Barrett's Privateers is a song by Canadian musician Stan Rogers
released in 1976 on the album Fogarty's Cove. The song has a story to
it and its details are simple (and mostly fictional): a young man sets
sail aboard the Antelope, a dubious looking sloop captained by the
infamous Elcid Barrett. With a letter of marque authorizing the crew to
pirate American merchant vessels, they set off for Jamaica with high
hopes, finally encountering a target (a "Yankee lay low down with
gold") after 96 days at sea. The Antelope, however, has no match for
its artillery and, after a long chase, the first defensive
volley does them in, with none but the narrator surviving to tell the
tale. Or, to let the song speak for itself:
The Antelope shook and pitched on her side.
Barrett was smashed like a bowl of eggs,
And the maintruck carried off both me legs.
Fiction though it is, Rogers is spot-on about most of the
historical details.
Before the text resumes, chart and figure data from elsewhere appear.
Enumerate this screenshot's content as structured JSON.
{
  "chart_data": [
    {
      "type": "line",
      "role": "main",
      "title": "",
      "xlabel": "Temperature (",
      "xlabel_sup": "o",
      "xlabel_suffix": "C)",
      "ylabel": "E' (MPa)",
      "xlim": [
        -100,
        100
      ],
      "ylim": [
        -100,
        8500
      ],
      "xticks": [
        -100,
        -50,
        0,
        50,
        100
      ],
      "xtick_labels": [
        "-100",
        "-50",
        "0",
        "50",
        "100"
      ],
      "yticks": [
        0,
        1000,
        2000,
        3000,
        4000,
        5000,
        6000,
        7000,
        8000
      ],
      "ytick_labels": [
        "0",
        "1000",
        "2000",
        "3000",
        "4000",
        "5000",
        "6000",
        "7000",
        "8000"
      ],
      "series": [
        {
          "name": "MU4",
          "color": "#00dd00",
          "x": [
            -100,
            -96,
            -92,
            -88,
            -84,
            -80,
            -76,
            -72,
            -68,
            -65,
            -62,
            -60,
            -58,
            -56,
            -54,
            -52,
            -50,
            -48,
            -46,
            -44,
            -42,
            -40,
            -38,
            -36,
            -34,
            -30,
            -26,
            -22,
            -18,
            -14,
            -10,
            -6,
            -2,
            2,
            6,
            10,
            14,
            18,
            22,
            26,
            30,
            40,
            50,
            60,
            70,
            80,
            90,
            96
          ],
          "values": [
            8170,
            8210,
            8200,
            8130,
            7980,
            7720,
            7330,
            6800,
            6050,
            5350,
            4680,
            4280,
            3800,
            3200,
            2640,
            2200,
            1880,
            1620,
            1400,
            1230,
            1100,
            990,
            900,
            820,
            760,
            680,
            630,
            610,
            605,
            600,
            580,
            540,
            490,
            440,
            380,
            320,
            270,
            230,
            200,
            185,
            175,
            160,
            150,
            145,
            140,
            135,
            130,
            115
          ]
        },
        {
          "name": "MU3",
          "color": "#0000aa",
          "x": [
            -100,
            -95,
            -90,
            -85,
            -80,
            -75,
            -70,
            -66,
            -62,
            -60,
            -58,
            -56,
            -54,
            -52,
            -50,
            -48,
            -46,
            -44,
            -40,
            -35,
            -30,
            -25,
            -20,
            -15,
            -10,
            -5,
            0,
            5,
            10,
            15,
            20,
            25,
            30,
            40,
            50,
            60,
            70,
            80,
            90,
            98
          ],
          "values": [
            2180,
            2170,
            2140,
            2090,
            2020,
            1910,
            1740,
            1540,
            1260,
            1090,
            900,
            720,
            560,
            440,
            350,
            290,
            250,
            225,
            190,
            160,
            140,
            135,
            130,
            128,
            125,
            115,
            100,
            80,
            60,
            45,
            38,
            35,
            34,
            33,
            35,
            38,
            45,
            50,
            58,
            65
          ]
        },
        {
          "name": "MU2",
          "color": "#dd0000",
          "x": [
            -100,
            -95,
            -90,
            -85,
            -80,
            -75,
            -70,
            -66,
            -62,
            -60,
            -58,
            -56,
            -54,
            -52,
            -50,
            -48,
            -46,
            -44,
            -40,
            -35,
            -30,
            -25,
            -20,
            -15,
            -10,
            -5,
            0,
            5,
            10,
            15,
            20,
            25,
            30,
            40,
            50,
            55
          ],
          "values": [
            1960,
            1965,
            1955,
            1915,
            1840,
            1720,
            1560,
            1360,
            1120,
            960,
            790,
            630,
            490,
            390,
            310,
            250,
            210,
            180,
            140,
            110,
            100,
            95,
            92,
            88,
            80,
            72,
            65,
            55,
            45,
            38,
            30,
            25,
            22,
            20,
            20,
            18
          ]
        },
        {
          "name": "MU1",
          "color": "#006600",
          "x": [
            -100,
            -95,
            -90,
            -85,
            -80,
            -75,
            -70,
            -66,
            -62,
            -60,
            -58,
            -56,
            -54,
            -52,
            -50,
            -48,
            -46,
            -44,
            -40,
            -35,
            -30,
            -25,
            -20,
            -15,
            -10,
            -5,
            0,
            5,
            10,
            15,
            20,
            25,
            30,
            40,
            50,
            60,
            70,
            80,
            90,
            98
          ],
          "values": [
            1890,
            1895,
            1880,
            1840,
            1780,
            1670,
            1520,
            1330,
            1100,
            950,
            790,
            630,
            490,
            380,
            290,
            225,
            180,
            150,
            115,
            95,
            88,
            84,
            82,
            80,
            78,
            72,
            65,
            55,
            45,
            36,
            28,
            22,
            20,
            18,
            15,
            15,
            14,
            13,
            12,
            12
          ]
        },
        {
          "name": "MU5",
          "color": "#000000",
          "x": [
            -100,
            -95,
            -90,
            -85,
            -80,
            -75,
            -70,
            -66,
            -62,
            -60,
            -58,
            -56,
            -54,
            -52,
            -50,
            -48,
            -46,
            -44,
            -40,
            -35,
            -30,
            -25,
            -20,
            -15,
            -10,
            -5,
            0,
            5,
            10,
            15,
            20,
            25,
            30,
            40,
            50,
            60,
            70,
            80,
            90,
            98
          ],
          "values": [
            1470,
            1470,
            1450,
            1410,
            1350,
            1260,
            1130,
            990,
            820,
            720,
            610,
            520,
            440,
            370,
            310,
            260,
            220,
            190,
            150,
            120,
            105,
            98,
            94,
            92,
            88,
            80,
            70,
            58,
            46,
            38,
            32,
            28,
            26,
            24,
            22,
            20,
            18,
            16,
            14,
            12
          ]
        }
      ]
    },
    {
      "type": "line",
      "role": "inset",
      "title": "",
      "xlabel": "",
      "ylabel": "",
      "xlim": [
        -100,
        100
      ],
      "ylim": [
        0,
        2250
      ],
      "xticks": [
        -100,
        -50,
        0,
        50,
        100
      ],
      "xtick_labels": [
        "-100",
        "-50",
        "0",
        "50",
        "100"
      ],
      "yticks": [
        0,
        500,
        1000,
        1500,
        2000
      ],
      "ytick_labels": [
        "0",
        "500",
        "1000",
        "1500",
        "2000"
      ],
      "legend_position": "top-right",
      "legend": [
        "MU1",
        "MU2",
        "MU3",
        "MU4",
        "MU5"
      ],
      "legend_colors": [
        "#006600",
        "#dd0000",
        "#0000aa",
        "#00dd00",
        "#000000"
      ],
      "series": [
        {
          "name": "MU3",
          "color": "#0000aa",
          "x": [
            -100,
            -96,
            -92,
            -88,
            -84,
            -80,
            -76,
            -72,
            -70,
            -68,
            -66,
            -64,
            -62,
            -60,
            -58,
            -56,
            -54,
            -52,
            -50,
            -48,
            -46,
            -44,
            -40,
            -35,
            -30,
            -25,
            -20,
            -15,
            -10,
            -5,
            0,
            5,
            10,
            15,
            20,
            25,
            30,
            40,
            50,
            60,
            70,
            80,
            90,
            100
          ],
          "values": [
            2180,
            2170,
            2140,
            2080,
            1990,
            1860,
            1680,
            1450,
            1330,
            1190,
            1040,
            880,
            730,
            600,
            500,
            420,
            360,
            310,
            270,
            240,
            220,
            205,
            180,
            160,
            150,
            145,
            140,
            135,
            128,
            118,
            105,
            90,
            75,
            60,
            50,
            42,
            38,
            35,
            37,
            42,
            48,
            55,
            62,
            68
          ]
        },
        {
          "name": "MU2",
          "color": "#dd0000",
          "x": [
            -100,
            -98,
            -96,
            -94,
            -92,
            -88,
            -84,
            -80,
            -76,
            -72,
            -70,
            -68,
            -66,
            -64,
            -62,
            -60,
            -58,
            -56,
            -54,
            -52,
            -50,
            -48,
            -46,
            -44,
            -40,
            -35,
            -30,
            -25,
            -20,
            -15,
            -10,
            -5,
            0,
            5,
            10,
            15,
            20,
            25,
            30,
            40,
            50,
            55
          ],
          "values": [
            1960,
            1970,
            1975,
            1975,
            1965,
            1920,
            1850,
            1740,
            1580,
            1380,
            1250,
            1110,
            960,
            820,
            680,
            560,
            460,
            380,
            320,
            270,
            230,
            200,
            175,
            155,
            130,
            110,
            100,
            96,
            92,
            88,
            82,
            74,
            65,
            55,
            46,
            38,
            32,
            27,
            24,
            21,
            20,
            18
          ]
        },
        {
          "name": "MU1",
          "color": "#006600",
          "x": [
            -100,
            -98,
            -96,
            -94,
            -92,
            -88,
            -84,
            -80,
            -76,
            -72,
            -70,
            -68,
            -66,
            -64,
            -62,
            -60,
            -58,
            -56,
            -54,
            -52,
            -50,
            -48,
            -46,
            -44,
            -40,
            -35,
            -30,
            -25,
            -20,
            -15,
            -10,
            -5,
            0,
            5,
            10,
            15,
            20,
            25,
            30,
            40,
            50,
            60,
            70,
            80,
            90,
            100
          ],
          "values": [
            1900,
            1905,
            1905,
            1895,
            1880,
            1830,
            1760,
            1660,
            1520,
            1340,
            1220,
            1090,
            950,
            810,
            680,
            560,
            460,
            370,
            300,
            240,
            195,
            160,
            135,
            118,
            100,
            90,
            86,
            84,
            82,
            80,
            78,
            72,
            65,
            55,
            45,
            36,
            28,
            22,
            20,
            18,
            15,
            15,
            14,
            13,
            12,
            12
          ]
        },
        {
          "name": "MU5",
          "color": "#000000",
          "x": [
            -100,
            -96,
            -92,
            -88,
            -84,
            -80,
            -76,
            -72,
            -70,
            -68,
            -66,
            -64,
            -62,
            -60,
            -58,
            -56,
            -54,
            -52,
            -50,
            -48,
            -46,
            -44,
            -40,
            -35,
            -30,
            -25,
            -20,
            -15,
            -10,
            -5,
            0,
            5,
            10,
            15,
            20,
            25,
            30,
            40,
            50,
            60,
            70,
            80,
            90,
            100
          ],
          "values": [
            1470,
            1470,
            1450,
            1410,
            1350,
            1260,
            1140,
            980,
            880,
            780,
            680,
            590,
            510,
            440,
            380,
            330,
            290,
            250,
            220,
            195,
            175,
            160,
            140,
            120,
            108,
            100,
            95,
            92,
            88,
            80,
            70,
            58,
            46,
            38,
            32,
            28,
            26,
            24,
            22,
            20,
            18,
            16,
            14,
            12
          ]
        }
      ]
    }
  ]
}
Even the date he begins the song with - 1778 - is a
good fit; during the American Revolution, many Nova Scotians were
incited to privateering against the yanks in response to coastal
raids. Dan Conlin, who seems to have done his Master's Thesis on
Canadian privateering has a fantastic line-by-line analysis of the
song's historical authenticity availible
here. Highly recommended.
this only holds true in Canada, but Barrett's Privateers is one hell
of a popular drinking song. Like all good shanties, it's simple and
it's catchy; the sort of thing you don't need musical accompaniment to
belt out. I grew up in Saskatchewan and it doesn't get any more
landlocked than that, but I've still heard at least a couple local
bands churn out a cover, always to much applause.